Friday, October 5, 2007

Advertising Makes a Subway Car Surreal

On a recent trip aboard the subway shuttle between Grand Central Station and Times Square, I was transported to an alien environment of larger-than-life television stars and outer-space imagery inspired by the NBC series "Heroes." Blame it on the advertising strategies of the MTA.


The interior of the car--walls and ceilings--was decked out entirely to make me think of the show, which depicts our world in the aftermath of a solar eclipse that leaves ordinary people with extraordinary powers. On the ceiling was fiery outer space imagery. On the walls were a dark, handsome fellow with wavy hair and stubble on is chin; a blonde woman in sparking earings; and two intense-looking Asian men. Everywhwere slogans exhorted me to tune in: "New purpose." "New adventure." "New quest."

The all-ad car that I rode in is part of the "brand car" strategy adopted by the MTA and advertisers. Although the concept goes back to at least around 2001, according to the New York Sun, I'd never seen anything so all-encompassing on the Lexington Avenue line, which I ride regularly to work. There, the typical ads tout subway security, the virtues of education and English lessons.

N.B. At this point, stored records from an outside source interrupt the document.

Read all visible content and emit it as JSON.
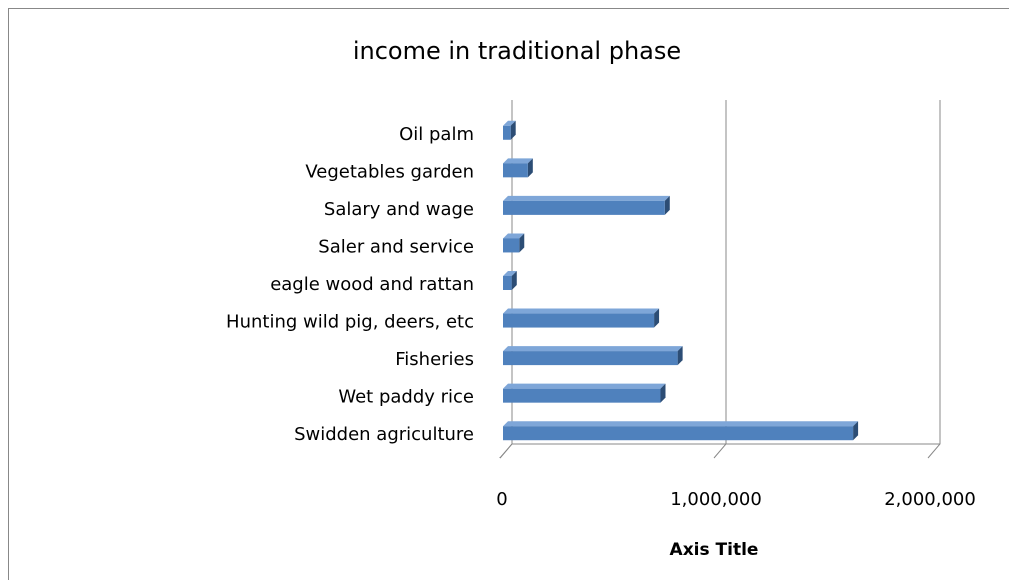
{
  "chart_data": {
    "type": "bar",
    "orientation": "horizontal",
    "title": "income in traditional phase",
    "x_axis_title": "Axis Title",
    "categories": [
      "Swidden agriculture",
      "Wet paddy rice",
      "Fisheries",
      "Hunting wild pig, deers, etc",
      "eagle wood and rattan",
      "Saler and service",
      "Salary and wage",
      "Vegetables garden",
      "Oil palm"
    ],
    "values": [
      1650000,
      750000,
      830000,
      720000,
      55000,
      90000,
      770000,
      130000,
      50000
    ],
    "color": "#4f81bd",
    "xlim": [
      0,
      2000000
    ],
    "xticks": [
      0,
      {
        "value": 1000000,
        "label": "1,000,000"
      },
      {
        "value": 2000000,
        "label": "2,000,000"
      }
    ],
    "grid": true
  }
}
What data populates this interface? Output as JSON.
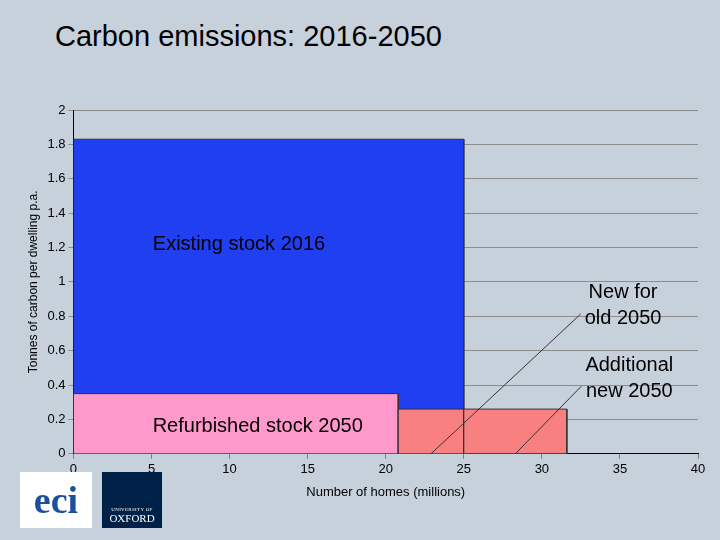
{
  "chart_data": {
    "type": "bar",
    "title": "Carbon emissions: 2016-2050",
    "x_label": "Number of homes (millions)",
    "y_label": "Tonnes of carbon per dwelling p.a.",
    "series": [
      {
        "name": "Existing stock 2016",
        "color": "#1f3ff0",
        "x_start": 0,
        "x_end": 25,
        "value": 1.83
      },
      {
        "name": "Refurbished stock 2050",
        "color": "#ff99cc",
        "x_start": 0,
        "x_end": 20.8,
        "value": 0.35
      },
      {
        "name": "New for old 2050",
        "color": "#f98080",
        "x_start": 20.8,
        "x_end": 25,
        "value": 0.26
      },
      {
        "name": "Additional new 2050",
        "color": "#f98080",
        "x_start": 25,
        "x_end": 31.6,
        "value": 0.26
      }
    ],
    "xlim": [
      0,
      40
    ],
    "xticks": [
      0,
      5,
      10,
      15,
      20,
      25,
      30,
      35,
      40
    ],
    "ylim": [
      0,
      2
    ],
    "yticks": [
      0,
      0.2,
      0.4,
      0.6,
      0.8,
      1,
      1.2,
      1.4,
      1.6,
      1.8,
      2
    ],
    "grid": "y"
  },
  "logos": [
    {
      "lines": [
        "eci"
      ]
    },
    {
      "lines": [
        "UNIVERSITY OF",
        "OXFORD"
      ]
    }
  ]
}
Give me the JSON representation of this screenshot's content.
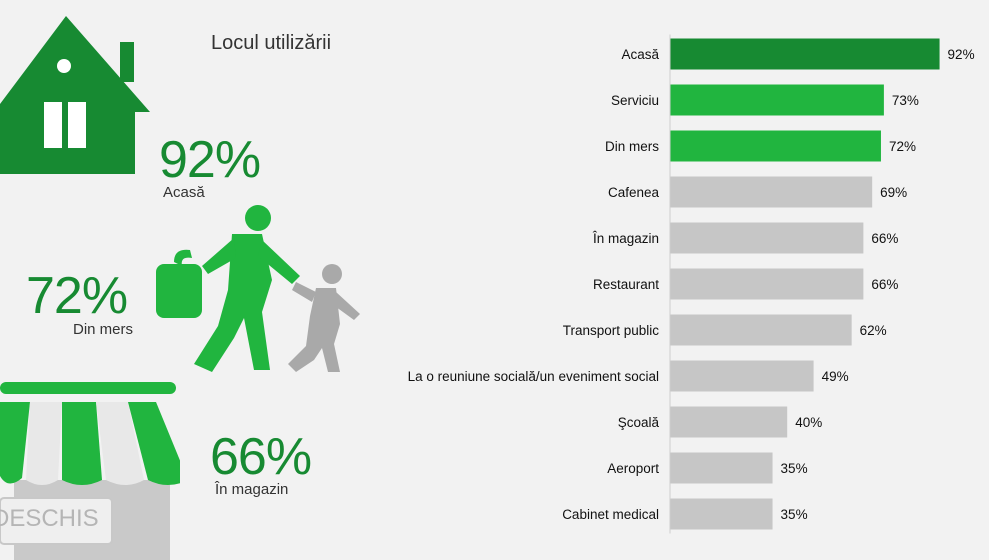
{
  "title": "Locul utilizării",
  "highlights": [
    {
      "value": "92%",
      "label": "Acasă"
    },
    {
      "value": "72%",
      "label": "Din mers"
    },
    {
      "value": "66%",
      "label": "În magazin"
    }
  ],
  "shop_sign": "DESCHIS",
  "colors": {
    "dark_green": "#178a32",
    "green": "#21b53f",
    "gray": "#c6c6c6",
    "icon_gray": "#a9a9a9"
  },
  "chart_data": {
    "type": "bar",
    "orientation": "horizontal",
    "categories": [
      "Acasă",
      "Serviciu",
      "Din mers",
      "Cafenea",
      "În magazin",
      "Restaurant",
      "Transport public",
      "La o reuniune socială/un eveniment social",
      "Şcoală",
      "Aeroport",
      "Cabinet medical"
    ],
    "values": [
      92,
      73,
      72,
      69,
      66,
      66,
      62,
      49,
      40,
      35,
      35
    ],
    "value_labels": [
      "92%",
      "73%",
      "72%",
      "69%",
      "66%",
      "66%",
      "62%",
      "49%",
      "40%",
      "35%",
      "35%"
    ],
    "bar_colors": [
      "#178a32",
      "#21b53f",
      "#21b53f",
      "#c6c6c6",
      "#c6c6c6",
      "#c6c6c6",
      "#c6c6c6",
      "#c6c6c6",
      "#c6c6c6",
      "#c6c6c6",
      "#c6c6c6"
    ],
    "xlim": [
      0,
      100
    ],
    "grid": false,
    "legend": "none",
    "title": "",
    "xlabel": "",
    "ylabel": ""
  }
}
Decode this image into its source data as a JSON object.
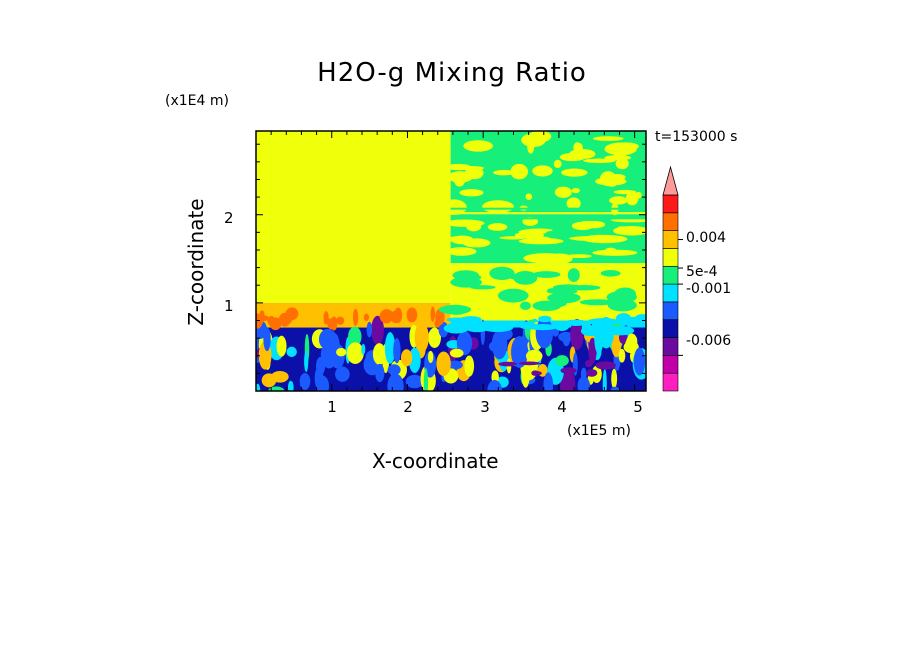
{
  "chart_data": {
    "type": "heatmap",
    "title": "H2O-g Mixing Ratio",
    "xlabel": "X-coordinate",
    "ylabel": "Z-coordinate",
    "x_unit": "(x1E5 m)",
    "z_unit": "(x1E4 m)",
    "time_label": "t=153000 s",
    "xlim": [
      0,
      5.15
    ],
    "zlim": [
      0,
      2.95
    ],
    "x_ticks": [
      "1",
      "2",
      "3",
      "4",
      "5"
    ],
    "z_ticks": [
      "1",
      "2"
    ],
    "colorbar": {
      "levels": 11,
      "colors": [
        "#ff1fc0",
        "#c000a8",
        "#6a0aa0",
        "#0a10a8",
        "#1a5aff",
        "#00e0ff",
        "#16f07a",
        "#f0ff0a",
        "#ffc000",
        "#ff7000",
        "#ff1a1a",
        "#ff9a9a"
      ],
      "labels": [
        {
          "text": "0.004",
          "level": 8.5
        },
        {
          "text": "5e-4",
          "level": 6.9
        },
        {
          "text": "-0.001",
          "level": 6.0
        },
        {
          "text": "-0.006",
          "level": 2.0
        }
      ],
      "extend": "max"
    },
    "regions": [
      {
        "name": "upper-left background",
        "x": [
          0,
          2.57
        ],
        "z": [
          1.0,
          2.95
        ],
        "level": 7
      },
      {
        "name": "upper-left moist band",
        "x": [
          0,
          2.57
        ],
        "z": [
          0.72,
          1.0
        ],
        "level": 8
      },
      {
        "name": "right upper layer",
        "x": [
          2.57,
          5.15
        ],
        "z": [
          2.0,
          2.95
        ],
        "level": 6
      },
      {
        "name": "right middle layer",
        "x": [
          2.57,
          5.15
        ],
        "z": [
          1.45,
          2.0
        ],
        "level": 6
      },
      {
        "name": "right lower layer",
        "x": [
          2.57,
          5.15
        ],
        "z": [
          0.8,
          1.45
        ],
        "level": 7
      },
      {
        "name": "right transition",
        "x": [
          2.57,
          5.15
        ],
        "z": [
          0.6,
          0.8
        ],
        "level": 5
      },
      {
        "name": "boundary layer",
        "x": [
          0,
          5.15
        ],
        "z": [
          0,
          0.72
        ],
        "level": 3
      }
    ]
  }
}
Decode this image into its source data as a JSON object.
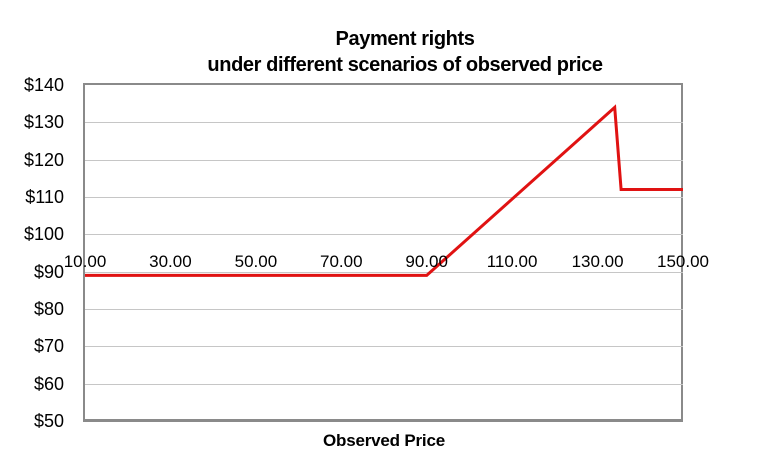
{
  "chart": {
    "title_line1": "Payment rights",
    "title_line2": "under different scenarios of observed price",
    "x_axis_title": "Observed Price"
  },
  "colors": {
    "line_red": "#e01212",
    "gridline": "#c6c6c6",
    "plot_border": "#8a8a8a",
    "text": "#000000",
    "background": "#ffffff"
  },
  "chart_data": {
    "type": "line",
    "title": "Payment rights",
    "subtitle": "under different scenarios of observed price",
    "xlabel": "Observed Price",
    "ylabel": "",
    "x_range": [
      10,
      150
    ],
    "y_range": [
      50,
      140
    ],
    "x_ticks": [
      10,
      30,
      50,
      70,
      90,
      110,
      130,
      150
    ],
    "x_tick_labels": [
      "10.00",
      "30.00",
      "50.00",
      "70.00",
      "90.00",
      "110.00",
      "130.00",
      "150.00"
    ],
    "y_ticks": [
      50,
      60,
      70,
      80,
      90,
      100,
      110,
      120,
      130,
      140
    ],
    "y_tick_labels": [
      "$50",
      "$60",
      "$70",
      "$80",
      "$90",
      "$100",
      "$110",
      "$120",
      "$130",
      "$140"
    ],
    "grid": "horizontal-only",
    "legend": "none",
    "series": [
      {
        "name": "Payment rights",
        "color": "#e01212",
        "stroke_width": 3,
        "points": [
          [
            10,
            89
          ],
          [
            90,
            89
          ],
          [
            134,
            134
          ],
          [
            135.5,
            112
          ],
          [
            150,
            112
          ]
        ]
      }
    ]
  }
}
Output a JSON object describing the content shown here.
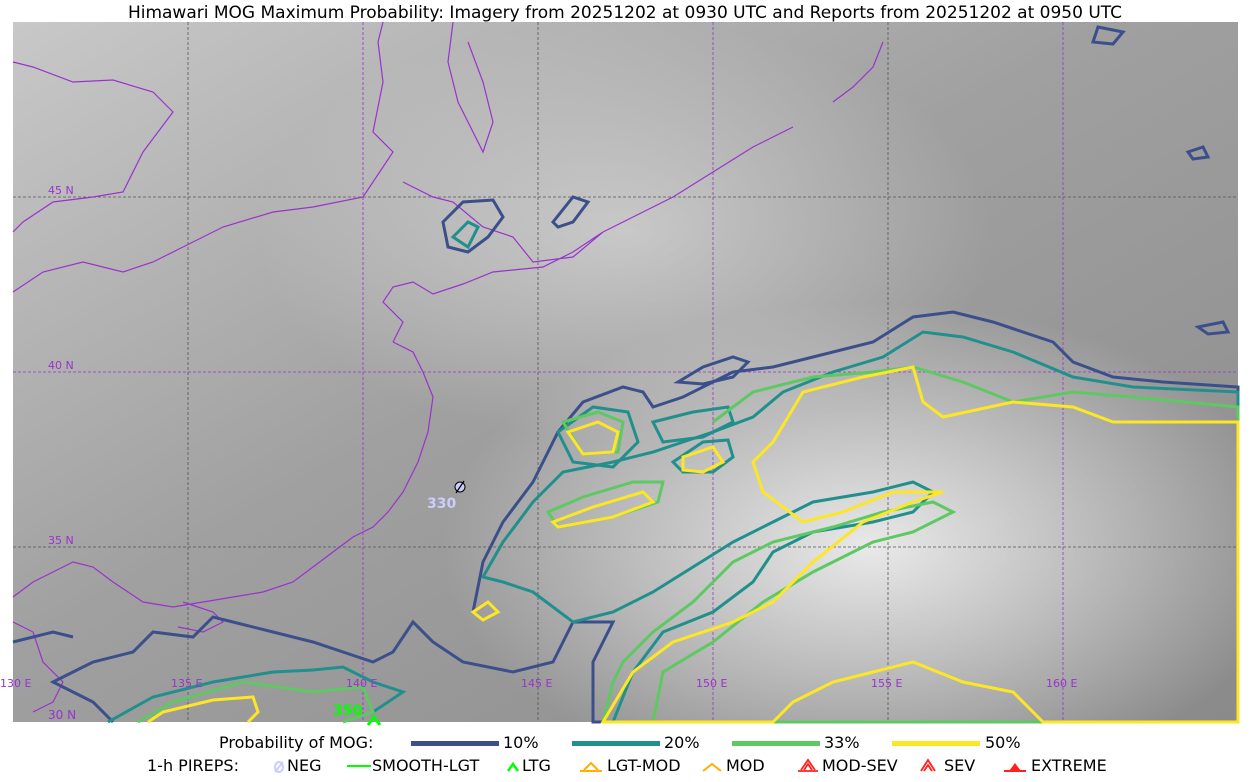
{
  "title": "Himawari MOG Maximum Probability: Imagery from 20251202 at 0930 UTC and Reports from 20251202 at 0950 UTC",
  "map": {
    "extent": {
      "lon": [
        130,
        165
      ],
      "lat": [
        30,
        50
      ]
    },
    "lat_labels": [
      "45 N",
      "40 N",
      "35 N",
      "30 N"
    ],
    "lon_labels": [
      "130 E",
      "135 E",
      "140 E",
      "145 E",
      "150 E",
      "155 E",
      "160 E"
    ],
    "coastline_color": "#9933cc",
    "gridline_color_lat": "#9933cc",
    "pireps": [
      {
        "type": "NEG",
        "label": "330",
        "lat": 36.3,
        "lon": 142.8,
        "label_color": "#ccccff"
      },
      {
        "type": "LTG",
        "label": "350",
        "lat": 30.0,
        "lon": 140.3,
        "label_color": "#00ff00"
      }
    ]
  },
  "legend": {
    "prob_title": "Probability of MOG:",
    "prob": [
      {
        "label": "10%",
        "color": "#3b4f8a"
      },
      {
        "label": "20%",
        "color": "#21908c"
      },
      {
        "label": "33%",
        "color": "#5ec962"
      },
      {
        "label": "50%",
        "color": "#fde725"
      }
    ],
    "pirep_title": "1-h PIREPS:",
    "pireps": [
      {
        "label": "NEG",
        "icon": "neg-slashed-circle-icon",
        "color": "#ccccff"
      },
      {
        "label": "SMOOTH-LGT",
        "icon": "line-icon",
        "color": "#00ff00"
      },
      {
        "label": "LTG",
        "icon": "caret-icon",
        "color": "#00ff00"
      },
      {
        "label": "LGT-MOD",
        "icon": "caret-bar-icon",
        "color": "#ffb000"
      },
      {
        "label": "MOD",
        "icon": "caret-icon",
        "color": "#ffb000"
      },
      {
        "label": "MOD-SEV",
        "icon": "double-caret-bar-icon",
        "color": "#ff2020"
      },
      {
        "label": "SEV",
        "icon": "double-caret-icon",
        "color": "#ff2020"
      },
      {
        "label": "EXTREME",
        "icon": "filled-triangle-icon",
        "color": "#ff2020"
      }
    ]
  }
}
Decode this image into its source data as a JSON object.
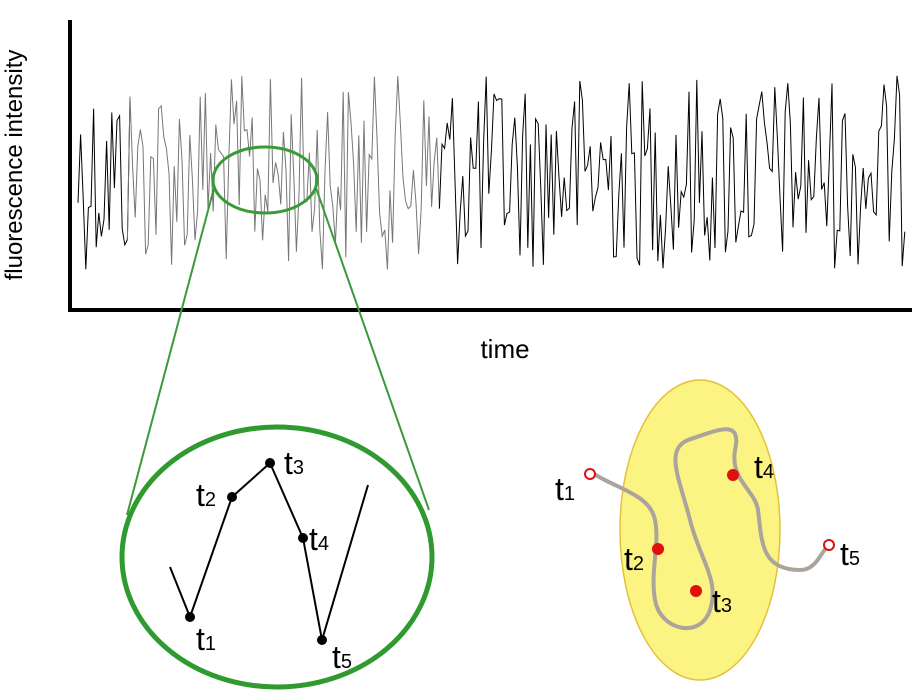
{
  "trace": {
    "y_label": "fluorescence intensity",
    "x_label": "time"
  },
  "zoom": {
    "labels": [
      {
        "t": "t",
        "sub": "1"
      },
      {
        "t": "t",
        "sub": "2"
      },
      {
        "t": "t",
        "sub": "3"
      },
      {
        "t": "t",
        "sub": "4"
      },
      {
        "t": "t",
        "sub": "5"
      }
    ]
  },
  "molecule": {
    "labels": [
      {
        "t": "t",
        "sub": "1"
      },
      {
        "t": "t",
        "sub": "2"
      },
      {
        "t": "t",
        "sub": "3"
      },
      {
        "t": "t",
        "sub": "4"
      },
      {
        "t": "t",
        "sub": "5"
      }
    ]
  }
}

Balancing the demands of big, lucrative clients and less-wealthy small businesses in subway advertising is an old dilemma. In a article published in 1997, the Times described how the MTA was then backtracking from a big-money ad strategy to seek ads from smaller businesses.

Out of such strategies came subway cars with a range of ads--some of them for businesses, some for public institutions. A trip on the IRT brought you face to face with Roach Motel, personal injury lawyers and the City University. These ads weren't always elegant, but their juxtaposition on the walls of a subway car always reminded me of the splendid cacaphony of New York. At the very least, they were good for a laugh. And the best of them--the short poems of the Poetry in Motion series, the biographical blurbs of City University students and faculty, and the AIDS awareness telenovela of Julio y Marisol--were interesting, even inspiring..

I don't pine for the days of subway graffiti, which I always saw as vandalism no better than scribbling in a library book.

But I do like to see my subway cars, like my fellow passengers, reflecting the diversity and energy of the city.

Getting off the shuttle, I checked to see if the car next to mine extolled "Heroes." Instead, it was devoted to the show "Journeyman;" The slogan inside the car read, "Time changes everything." Indeed.